Die Musikschule Werra-Meißner fürchtet um ihre Zukunft. Grund ist, dass spätestens in fünf Jahren nicht mehr ausreichend Lehrkräfte zur Verfügung stehen, um das bisherige Angebot aufrechtzuerhalten.

Und Nachwuchs ist nicht in Sicht, denn im Werra-Meißner werden die Musikschullehrer mit einem Bruttogehalt von 1870 Euro bei einer vollen Stelle bis zu 35 Prozent schlechter bezahlt als in benachbarten Bundesländern wie Niedersachsen oder Thüringen.

Ulrich Bernhardt,Leiter der Musikschule Werra-Meißner

In den nächsten Jahren werden an der Musikschule, die noch Außenstellen in Witzenhausen und Bad Sooden-Allendorf unterhält, von 35 Lehrkräften acht in den Ruhestand gehen. „Wenn diese Stellen nicht neu besetzt werden können, kann die Musikschule Werra-Meißner nicht in der bestehenden Form fortgeführt werden“, sagt Musikschulleiter Ulrich Bernhardt.

Ursache der schlechten Bezahlung der Lehrkräfte, die fast alle ein abgeschlossenes Hochschulstudium haben, sei, so Bernhardt, vor allem die fehlende gesetzliche Regelung zur Musikschulfinanzierung in Hessen. Das Land gibt aktuell gerade mal zwei Millionen Euro für alle hessischen Musikschulen pro Jahr aus, 31 000 Euro davon bekommt die Musikschule Werra-Meißner.

Der hessische Musikschulverband fordert jetzt eine Grundfinanzierung für die hessenweit 70 öffentlichen Musikschulen von sieben Millionen Euro im Jahr.

Während sich die Musikschulen in anderen Bundesländern relativ paritätisch aus Mitteln von Land, Kommunen und aus Elternbeiträgen finanzieren, sieht die Lage im Werra-Meißner-Kreis komplett anders aus: Fünf Prozent kommen vom Land, fünf Prozent vom Kreis und 85 Prozent müssen über Elternbeiträge eingenommen werden und haben deshalb hier einen Spitzensatz erreicht.

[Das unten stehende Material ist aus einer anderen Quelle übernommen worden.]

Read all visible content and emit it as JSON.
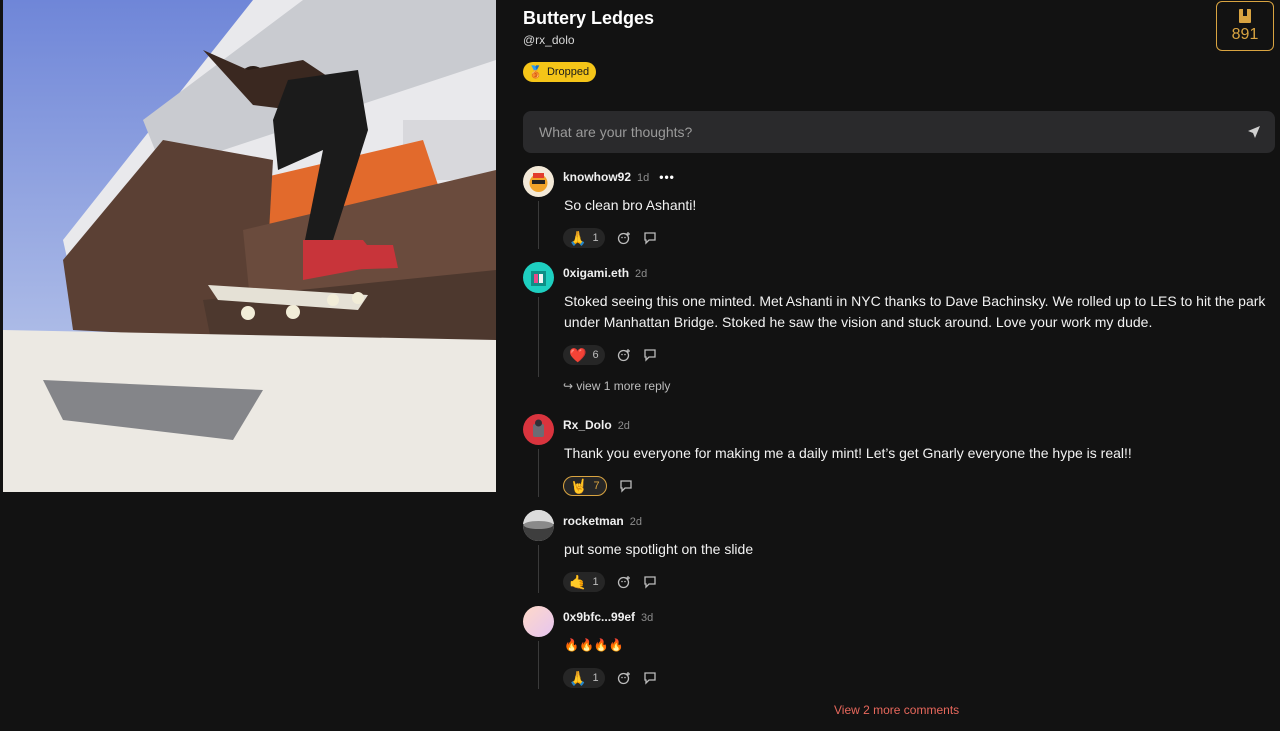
{
  "post": {
    "title": "Buttery Ledges",
    "author": "@rx_dolo",
    "status_badge": "Dropped",
    "mint_count": "891"
  },
  "composer": {
    "placeholder": "What are your thoughts?"
  },
  "comments": [
    {
      "user": "knowhow92",
      "time": "1d",
      "more": "•••",
      "text": "So clean bro Ashanti!",
      "reaction": "🙏",
      "reaction_count": "1"
    },
    {
      "user": "0xigami.eth",
      "time": "2d",
      "text": "Stoked seeing this one minted. Met Ashanti in NYC thanks to Dave Bachinsky. We rolled up to LES to hit the park under Manhattan Bridge. Stoked he saw the vision and stuck around. Love your work my dude.",
      "reaction": "❤️",
      "reaction_count": "6",
      "view_replies": "↪ view 1 more reply"
    },
    {
      "user": "Rx_Dolo",
      "time": "2d",
      "text": "Thank you everyone for making me a daily mint! Let’s get Gnarly everyone the hype is real!!",
      "reaction": "🤘",
      "reaction_count": "7"
    },
    {
      "user": "rocketman",
      "time": "2d",
      "text": "put some spotlight on the slide",
      "reaction": "🤙",
      "reaction_count": "1"
    },
    {
      "user": "0x9bfc...99ef",
      "time": "3d",
      "text": "🔥🔥🔥🔥",
      "reaction": "🙏",
      "reaction_count": "1"
    }
  ],
  "view_more_comments": "View 2 more comments",
  "colors": {
    "accent": "#d9a441",
    "badge": "#f5c518",
    "link": "#e8685c",
    "background": "#121212"
  }
}
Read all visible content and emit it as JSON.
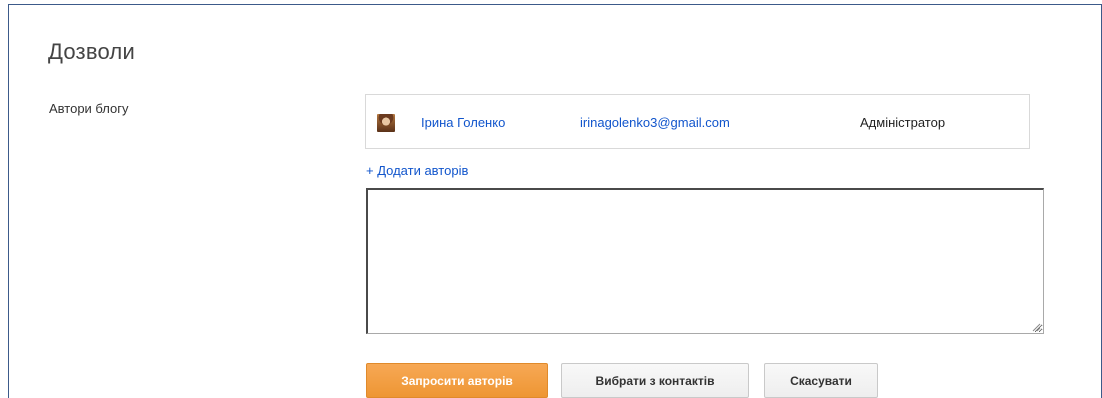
{
  "page": {
    "title": "Дозволи"
  },
  "authors_section": {
    "label": "Автори блогу",
    "authors": [
      {
        "name": "Ірина Голенко",
        "email": "irinagolenko3@gmail.com",
        "role": "Адміністратор",
        "avatar": "user-avatar-photo"
      }
    ],
    "add_authors_label": "+ Додати авторів",
    "invite_textarea_value": ""
  },
  "actions": {
    "invite_label": "Запросити авторів",
    "choose_contacts_label": "Вибрати з контактів",
    "cancel_label": "Скасувати"
  },
  "colors": {
    "link": "#1155cc",
    "primary_button": "#f09a3e",
    "frame_border": "#3c5a8a"
  }
}
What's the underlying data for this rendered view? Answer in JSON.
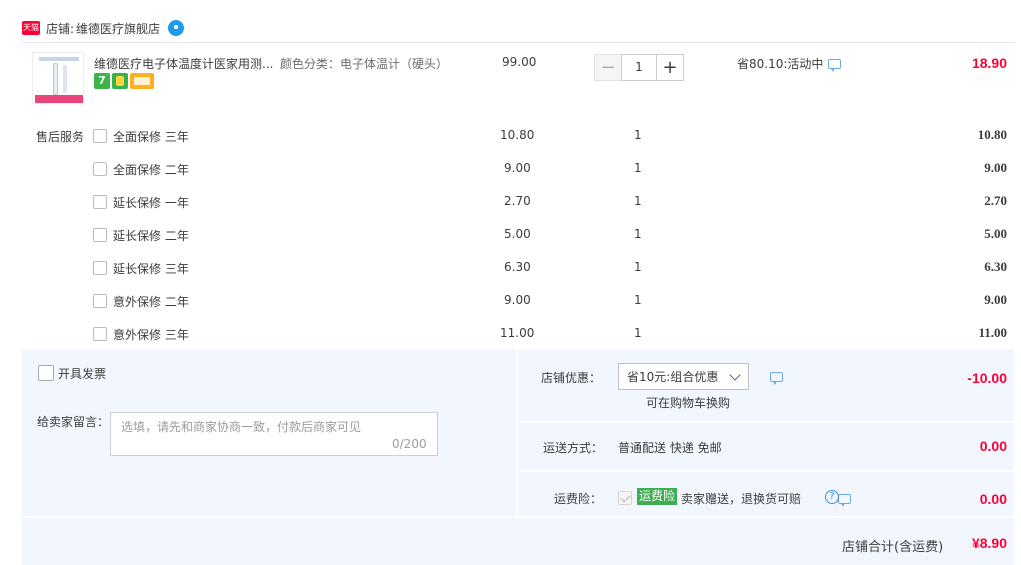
{
  "shop": {
    "badge": "天猫",
    "label": "店铺:",
    "name": "维德医疗旗舰店"
  },
  "product": {
    "title": "维德医疗电子体温度计医家用测...",
    "sku": "颜色分类：电子体温计（硬头）",
    "price": "99.00",
    "quantity": "1",
    "promo": "省80.10:活动中",
    "subtotal": "18.90",
    "icons": [
      "seven-day-return-icon",
      "insurance-icon",
      "card-payment-icon"
    ],
    "badge_text": "7"
  },
  "services": {
    "label": "售后服务",
    "items": [
      {
        "name": "全面保修 三年",
        "price": "10.80",
        "qty": "1",
        "sum": "10.80"
      },
      {
        "name": "全面保修 二年",
        "price": "9.00",
        "qty": "1",
        "sum": "9.00"
      },
      {
        "name": "延长保修 一年",
        "price": "2.70",
        "qty": "1",
        "sum": "2.70"
      },
      {
        "name": "延长保修 二年",
        "price": "5.00",
        "qty": "1",
        "sum": "5.00"
      },
      {
        "name": "延长保修 三年",
        "price": "6.30",
        "qty": "1",
        "sum": "6.30"
      },
      {
        "name": "意外保修 二年",
        "price": "9.00",
        "qty": "1",
        "sum": "9.00"
      },
      {
        "name": "意外保修 三年",
        "price": "11.00",
        "qty": "1",
        "sum": "11.00"
      }
    ]
  },
  "invoice": {
    "label": "开具发票"
  },
  "message": {
    "label": "给卖家留言：",
    "placeholder": "选填，请先和商家协商一致，付款后商家可见",
    "count": "0/200"
  },
  "discount": {
    "label": "店铺优惠：",
    "selected": "省10元:组合优惠",
    "note": "可在购物车换购",
    "amount": "-10.00"
  },
  "shipping": {
    "label": "运送方式：",
    "method": "普通配送 快递 免邮",
    "amount": "0.00"
  },
  "insurance": {
    "label": "运费险：",
    "badge": "运费险",
    "text": "卖家赠送，退换货可赔",
    "help": "?",
    "amount": "0.00"
  },
  "total": {
    "label": "店铺合计(含运费)",
    "amount": "¥8.90"
  },
  "colors": {
    "price_red": "#ff0036",
    "panel_bg": "#f2f7ff",
    "insurance_green": "#3fae52",
    "tmall_red": "#ff0036"
  }
}
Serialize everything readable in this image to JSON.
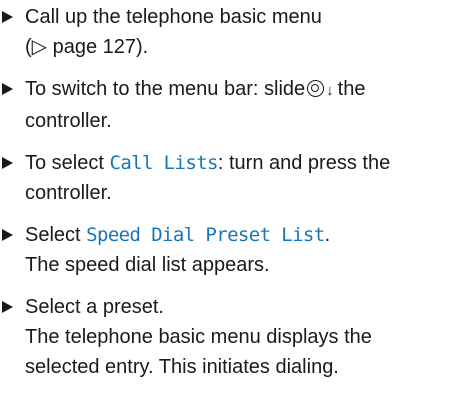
{
  "steps": [
    {
      "line1": "Call up the telephone basic menu",
      "line2": "(▷ page 127)."
    },
    {
      "text_before": "To switch to the menu bar: slide",
      "arrow": "↓",
      "text_after": "the",
      "line2": "controller."
    },
    {
      "text_before": "To select ",
      "highlight": "Call Lists",
      "text_after": ": turn and press the",
      "line2": "controller."
    },
    {
      "text_before": "Select ",
      "highlight": "Speed Dial Preset List",
      "text_after": ".",
      "line2": "The speed dial list appears."
    },
    {
      "line1": "Select a preset.",
      "line2": "The telephone basic menu displays the",
      "line3": "selected entry. This initiates dialing."
    }
  ],
  "icons": {
    "bullet": "right-triangle-bullet-icon",
    "controller": "controller-knob-icon",
    "slide": "arrow-down-icon"
  },
  "colors": {
    "text": "#1a1a1a",
    "highlight": "#1976b5"
  }
}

Die Musikschule Werra-Meißner unterrichtet aktuell 1050 Schüler vom Kindes- bis zum Erwachsenenalter mit insgesamt 35 Lehrkräften. Das Angebot reicht von der musikalischen Früherziehung über Instrumentalunterricht, Gesang, Chöre, Bands und Workshops.

So sieht die Lage in Hessen aus

In Hessen gibt es insgesamt 70 öffentliche Musikschulen. Um die 3000 Musikpädagogen unterrichten 115 000 Schüler in Einzel- oder Gruppenunterricht. Während beispielsweise die Musikschulen in Sachsen-Anhalt mit 71 Prozent aus öffentlichen Mitteln bezuschusst werden, sind es in Hessen nur 34 Prozent. Damit liegt das Bundesland deutschlandweit auf dem vorletzten Platz. Schlechter ist die Finanzierung nur noch in Schleswig Holstein (32 Prozent)..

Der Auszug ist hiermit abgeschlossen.